Step 2: (Optional) Check the Configuration File

If you're not sure, you can check if the configuration file is really modified correctly:

bash
cat /etc/systemd/system/ollama.service

Look for something like Environment="CUDA_VISIBLE_DEVICES=0" (or the other number you entered) in the output.

Step 3: (Script Already Done) Restart the Ollama Service

The script above has already executed the command to restart the service at the end:

bash
sudo systemctl daemon-reload
sudo systemctl restart ollama.service

If you manually modified the configuration file, or want to confirm again, you can manually run these two commands.
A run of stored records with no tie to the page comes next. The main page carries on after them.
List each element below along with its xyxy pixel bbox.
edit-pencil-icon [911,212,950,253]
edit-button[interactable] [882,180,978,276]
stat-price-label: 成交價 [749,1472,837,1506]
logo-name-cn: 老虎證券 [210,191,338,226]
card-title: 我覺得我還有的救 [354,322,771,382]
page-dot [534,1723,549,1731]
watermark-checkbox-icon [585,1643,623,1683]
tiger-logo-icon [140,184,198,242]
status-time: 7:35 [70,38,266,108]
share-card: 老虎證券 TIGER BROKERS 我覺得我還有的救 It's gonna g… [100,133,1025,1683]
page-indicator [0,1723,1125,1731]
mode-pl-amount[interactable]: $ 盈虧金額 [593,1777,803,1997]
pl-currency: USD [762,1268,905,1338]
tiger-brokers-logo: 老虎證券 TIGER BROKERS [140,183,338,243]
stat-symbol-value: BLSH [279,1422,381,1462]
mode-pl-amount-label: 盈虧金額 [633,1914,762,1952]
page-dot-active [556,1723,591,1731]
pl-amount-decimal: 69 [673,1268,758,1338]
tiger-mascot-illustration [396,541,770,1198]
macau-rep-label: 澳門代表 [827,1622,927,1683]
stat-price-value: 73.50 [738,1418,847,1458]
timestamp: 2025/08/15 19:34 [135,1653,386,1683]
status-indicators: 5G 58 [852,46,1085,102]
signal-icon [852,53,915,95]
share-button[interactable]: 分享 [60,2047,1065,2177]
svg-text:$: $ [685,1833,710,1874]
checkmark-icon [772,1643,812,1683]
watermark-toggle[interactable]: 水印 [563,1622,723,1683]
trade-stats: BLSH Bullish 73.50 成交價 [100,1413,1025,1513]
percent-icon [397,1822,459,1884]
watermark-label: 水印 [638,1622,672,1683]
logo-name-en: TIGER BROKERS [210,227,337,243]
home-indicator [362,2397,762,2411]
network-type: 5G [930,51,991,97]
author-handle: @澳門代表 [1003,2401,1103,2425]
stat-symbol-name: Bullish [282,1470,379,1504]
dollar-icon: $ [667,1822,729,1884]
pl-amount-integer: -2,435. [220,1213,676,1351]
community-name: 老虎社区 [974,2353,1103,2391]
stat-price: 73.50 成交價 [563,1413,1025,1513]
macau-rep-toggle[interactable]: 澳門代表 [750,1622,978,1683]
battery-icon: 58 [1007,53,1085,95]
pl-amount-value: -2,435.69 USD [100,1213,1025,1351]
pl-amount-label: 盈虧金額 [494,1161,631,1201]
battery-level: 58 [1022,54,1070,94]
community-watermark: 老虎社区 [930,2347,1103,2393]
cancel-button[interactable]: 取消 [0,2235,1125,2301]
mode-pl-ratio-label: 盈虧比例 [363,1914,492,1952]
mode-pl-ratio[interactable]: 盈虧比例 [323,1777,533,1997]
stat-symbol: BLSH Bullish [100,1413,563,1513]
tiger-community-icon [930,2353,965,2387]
Step 4: Verify that the GPU is Working

Same as Windows:

  1. Run an Ollama model: ollama run llama3
  2. In another terminal window, run nvidia-smi and observe the GPU utilization, VRAM usage, and process list. Seeing Ollama using the GPU means it's working correctly!

Now, your Ollama should have successfully switched to GPU acceleration mode! Try it out and feel the leap in AI inference speed!